A gene named p53 codes for a protein with a molecular weight of 53 kilo Daltons (hence p53). p53 is considered to be a tumor-suppressor gene, since the protein it encodes binds with DNA and inhibits replication. The tumor cells of several tissues (breast, brain, lung, skin, bladder, colon, bone) were found to have altered genes of p53 (mutated p53), synthesizing different proteins from the original.

These altered proteins cannot inhibit DNA replication. It is believed that the damaged p53 gene may be a causative factor in tumor development. Some workers have tried to replace the damaged p53 gene by a normal gene by employing adenovirus vector systems .There are some encouraging results in the patients with liver cancer.

Gene Therapy for Aids:

AIDS is a global disease with an alarming increase in the incidence every year. It is invariably fatal, since there is no cure. Attempts are being made to relieve the effects of AIDS by gene therapy. Some of the approaches are discussed hereunder.

rev and env genes:

A mutant strain of human immunodeficiency virus (HIV), lacking rev and env genes has been developed. The regulatory and envelope proteins of HIV are respectively produced by rev and env genes. Due to lack of these genes, the virus cannot replicate.

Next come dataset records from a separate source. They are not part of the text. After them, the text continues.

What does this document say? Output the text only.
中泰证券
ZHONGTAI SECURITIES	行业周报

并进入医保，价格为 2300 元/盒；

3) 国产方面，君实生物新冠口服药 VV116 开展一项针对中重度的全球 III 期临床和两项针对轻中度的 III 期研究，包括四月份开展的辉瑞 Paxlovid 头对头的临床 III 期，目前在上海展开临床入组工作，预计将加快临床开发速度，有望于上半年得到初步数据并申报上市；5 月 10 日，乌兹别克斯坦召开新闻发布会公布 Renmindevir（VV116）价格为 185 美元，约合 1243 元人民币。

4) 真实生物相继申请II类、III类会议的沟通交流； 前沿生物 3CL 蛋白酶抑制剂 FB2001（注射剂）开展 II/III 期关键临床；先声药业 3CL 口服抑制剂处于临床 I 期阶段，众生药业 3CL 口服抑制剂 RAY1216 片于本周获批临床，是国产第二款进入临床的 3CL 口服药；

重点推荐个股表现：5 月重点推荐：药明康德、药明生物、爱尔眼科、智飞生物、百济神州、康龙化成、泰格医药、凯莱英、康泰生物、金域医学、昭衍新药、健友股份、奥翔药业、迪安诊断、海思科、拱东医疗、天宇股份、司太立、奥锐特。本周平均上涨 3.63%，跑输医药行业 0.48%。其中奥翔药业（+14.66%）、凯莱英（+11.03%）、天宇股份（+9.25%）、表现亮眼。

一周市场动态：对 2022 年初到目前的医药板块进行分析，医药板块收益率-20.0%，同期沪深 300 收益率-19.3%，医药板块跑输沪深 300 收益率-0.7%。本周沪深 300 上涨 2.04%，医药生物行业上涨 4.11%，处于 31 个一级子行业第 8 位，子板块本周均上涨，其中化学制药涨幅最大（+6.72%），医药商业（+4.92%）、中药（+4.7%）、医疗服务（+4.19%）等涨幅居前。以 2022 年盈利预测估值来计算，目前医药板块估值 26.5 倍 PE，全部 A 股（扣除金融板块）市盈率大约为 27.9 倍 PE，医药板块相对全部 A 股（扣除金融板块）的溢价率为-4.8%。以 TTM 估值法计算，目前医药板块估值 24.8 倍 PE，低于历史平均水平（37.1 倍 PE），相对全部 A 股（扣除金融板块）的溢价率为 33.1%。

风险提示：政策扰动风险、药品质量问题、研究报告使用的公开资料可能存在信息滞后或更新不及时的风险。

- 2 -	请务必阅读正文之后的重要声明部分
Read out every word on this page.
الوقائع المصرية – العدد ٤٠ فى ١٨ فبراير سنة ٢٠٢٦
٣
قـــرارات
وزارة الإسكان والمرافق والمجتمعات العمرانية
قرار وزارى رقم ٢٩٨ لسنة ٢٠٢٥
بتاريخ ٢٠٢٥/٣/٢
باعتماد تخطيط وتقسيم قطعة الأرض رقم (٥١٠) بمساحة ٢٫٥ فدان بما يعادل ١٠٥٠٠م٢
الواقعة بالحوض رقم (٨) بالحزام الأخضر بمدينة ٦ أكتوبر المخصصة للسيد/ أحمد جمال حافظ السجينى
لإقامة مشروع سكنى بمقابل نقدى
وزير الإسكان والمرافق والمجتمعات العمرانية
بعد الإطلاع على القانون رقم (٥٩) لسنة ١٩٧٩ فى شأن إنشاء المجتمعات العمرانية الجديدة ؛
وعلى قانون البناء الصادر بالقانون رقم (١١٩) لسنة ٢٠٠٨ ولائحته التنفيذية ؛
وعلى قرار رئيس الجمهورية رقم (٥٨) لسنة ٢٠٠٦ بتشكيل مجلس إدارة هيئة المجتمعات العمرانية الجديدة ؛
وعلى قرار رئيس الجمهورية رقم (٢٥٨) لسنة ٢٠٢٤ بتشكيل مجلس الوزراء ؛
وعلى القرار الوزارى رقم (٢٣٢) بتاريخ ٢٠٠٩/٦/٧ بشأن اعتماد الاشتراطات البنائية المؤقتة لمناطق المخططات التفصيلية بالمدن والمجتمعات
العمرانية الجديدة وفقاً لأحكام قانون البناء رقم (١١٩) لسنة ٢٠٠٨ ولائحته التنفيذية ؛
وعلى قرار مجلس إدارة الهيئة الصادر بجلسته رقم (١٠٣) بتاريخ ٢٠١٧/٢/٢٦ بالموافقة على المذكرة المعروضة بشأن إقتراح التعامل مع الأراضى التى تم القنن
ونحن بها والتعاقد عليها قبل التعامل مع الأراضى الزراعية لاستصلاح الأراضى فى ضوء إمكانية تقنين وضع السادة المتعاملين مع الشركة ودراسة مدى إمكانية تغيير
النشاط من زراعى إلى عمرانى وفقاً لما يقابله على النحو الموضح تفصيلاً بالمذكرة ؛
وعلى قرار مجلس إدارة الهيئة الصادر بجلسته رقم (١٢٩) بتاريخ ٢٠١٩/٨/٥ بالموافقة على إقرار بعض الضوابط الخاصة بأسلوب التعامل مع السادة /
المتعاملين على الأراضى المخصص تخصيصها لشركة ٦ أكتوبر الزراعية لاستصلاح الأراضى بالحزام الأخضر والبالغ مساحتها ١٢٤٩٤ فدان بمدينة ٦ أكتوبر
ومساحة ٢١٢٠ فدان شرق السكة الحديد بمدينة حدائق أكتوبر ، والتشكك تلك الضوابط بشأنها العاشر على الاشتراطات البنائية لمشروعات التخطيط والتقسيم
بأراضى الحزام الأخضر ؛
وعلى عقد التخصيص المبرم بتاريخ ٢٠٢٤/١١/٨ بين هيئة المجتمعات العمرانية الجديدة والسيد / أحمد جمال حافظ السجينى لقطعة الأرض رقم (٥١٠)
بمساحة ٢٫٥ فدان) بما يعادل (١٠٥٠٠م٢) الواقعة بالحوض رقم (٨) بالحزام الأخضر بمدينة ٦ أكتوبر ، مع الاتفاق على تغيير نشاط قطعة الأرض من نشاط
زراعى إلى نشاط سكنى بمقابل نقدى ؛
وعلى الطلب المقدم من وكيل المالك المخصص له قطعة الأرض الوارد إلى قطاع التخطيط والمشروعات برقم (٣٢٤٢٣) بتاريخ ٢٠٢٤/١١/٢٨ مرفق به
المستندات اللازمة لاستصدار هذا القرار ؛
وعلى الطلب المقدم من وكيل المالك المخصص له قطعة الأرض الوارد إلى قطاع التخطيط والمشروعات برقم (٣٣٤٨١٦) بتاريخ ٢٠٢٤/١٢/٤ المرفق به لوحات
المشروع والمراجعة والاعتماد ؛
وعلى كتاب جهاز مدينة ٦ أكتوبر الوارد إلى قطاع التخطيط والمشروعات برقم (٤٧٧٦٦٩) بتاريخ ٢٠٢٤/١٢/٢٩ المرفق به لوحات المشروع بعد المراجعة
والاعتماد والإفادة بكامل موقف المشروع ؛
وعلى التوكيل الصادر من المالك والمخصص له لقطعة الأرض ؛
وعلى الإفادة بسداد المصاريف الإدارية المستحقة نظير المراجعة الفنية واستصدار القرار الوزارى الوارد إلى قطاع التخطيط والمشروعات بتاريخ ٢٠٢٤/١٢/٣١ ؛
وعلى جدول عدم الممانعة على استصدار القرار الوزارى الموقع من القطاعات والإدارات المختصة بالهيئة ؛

Researchers have used HIV lacking rev and env genes for therapeutic purposes. T-Lymphocytes from HIV-infected patients are removed, and mutant viruses are inserted into them. The modified T-lymphocytes are cultivated and injected into the patients. Due to lack of essential genes, the viruses (HIV) cannot multiply, but they can stimulate the production of CD8 (cluster determinant antigen 8) cells of T-lymphocytes. CD8 cells are the killer lymphocytes. It is proved in the laboratory studies that these lymphocytes destroy the HIV-infected cells.

Genes of HIV proteins:

Some genes synthesizing HIV proteins are attached to DNA of mouse viruses. These genetically-modified viruses are injected to AIDS patients with clinical manifestations of the disease. It is believed that the HIV genes stimulate normal body cells to produce HIV proteins. The latter in turn stimulate the production of anti-HIV antibodies which prevent the HIV replication in AIDS patients.

Gene to inactivate gp120:

gp120 is a glycoprotein (molecular weight 120 kilo Daltons) present in the envelope of HIV. It is absolutely essential for binding of virus to the host cell and to bring replication. Researchers have synthesized a gene (called F105) to produce an antibody that can inactivate gp120.

In the anti- AIDS therapy, HIV-infected cells are engineered to produce anti-HIV antibodies when injected into the organism. Studies conducted in experimental animals showed a drastic reduction in the synthesis of gp120 due to anti-AIDS therapy. The production of F1IV particles was also very reduced. There are some attempts to prevent AIDS by antisense therapy.